Speaker context: This session transitions from MapReduce theory to hands-on coding practice using mrjob, a Pythonic library that simplifies MapReduce development. The audience includes students from CS, business, and math backgrounds—all with SQL experience but varying programming comfort levels. We'll leverage their SQL intuition (GROUP BY, aggregation) while introducing mrjob's elegant class-based approach. Emphasize local testing workflows to build confidence before cluster submission.
Speaker notes: Many students with business/math backgrounds are more comfortable with Python than Java. mrjob provides a Pythonic API that feels natural while hiding Hadoop complexity. Emphasize portability—write once, run anywhere.
Speaker notes: Show live installation. Mention that Docker environment has mrjob pre-installed. For students' personal machines, they can use pip install --user if they lack admin rights.

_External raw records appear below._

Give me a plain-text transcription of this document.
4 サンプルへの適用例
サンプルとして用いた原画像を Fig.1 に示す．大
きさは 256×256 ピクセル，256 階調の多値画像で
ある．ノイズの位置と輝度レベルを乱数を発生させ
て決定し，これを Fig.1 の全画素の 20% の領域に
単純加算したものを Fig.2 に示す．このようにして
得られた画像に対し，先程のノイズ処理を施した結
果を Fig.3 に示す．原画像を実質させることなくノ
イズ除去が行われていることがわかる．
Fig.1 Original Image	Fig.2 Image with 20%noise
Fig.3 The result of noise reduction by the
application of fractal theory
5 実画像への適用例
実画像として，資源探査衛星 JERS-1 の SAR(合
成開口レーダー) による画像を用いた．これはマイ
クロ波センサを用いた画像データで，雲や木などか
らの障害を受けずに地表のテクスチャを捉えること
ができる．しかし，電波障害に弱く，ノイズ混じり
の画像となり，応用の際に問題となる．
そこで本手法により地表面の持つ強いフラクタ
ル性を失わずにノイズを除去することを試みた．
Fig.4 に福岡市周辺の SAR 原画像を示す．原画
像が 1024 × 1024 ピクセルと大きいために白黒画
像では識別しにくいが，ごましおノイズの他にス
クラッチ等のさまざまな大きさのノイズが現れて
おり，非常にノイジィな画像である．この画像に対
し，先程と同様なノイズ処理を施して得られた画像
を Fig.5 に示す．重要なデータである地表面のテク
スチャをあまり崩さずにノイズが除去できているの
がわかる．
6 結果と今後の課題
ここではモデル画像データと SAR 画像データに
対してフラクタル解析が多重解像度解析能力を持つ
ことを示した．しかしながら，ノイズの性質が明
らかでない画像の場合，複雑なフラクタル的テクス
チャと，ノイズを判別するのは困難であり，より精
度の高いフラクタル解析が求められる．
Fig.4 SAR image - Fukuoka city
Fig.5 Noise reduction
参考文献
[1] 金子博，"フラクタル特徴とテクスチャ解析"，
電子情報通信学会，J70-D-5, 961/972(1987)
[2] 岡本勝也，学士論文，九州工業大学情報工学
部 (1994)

Speaker notes: Live code wordcount.py step-by-step. Start with basic class structure, add mapper, then reducer. Emphasize how much cleaner this is than stdin/stdout scripts. For business students, relate class methods to defining functions in Excel VBA or SQL procedures.
Speaker notes: Live demo YARN UI navigation. Show completed job counters. For business students, relate to SQL query execution plans or ETL pipeline dashboards.
Speaker notes: Critical hands-on demo. Go slowly, explain each step before executing. Pause to let students catch up. Point out expected timing (small file = 30-60 seconds). Show mrjob's progress output in terminal.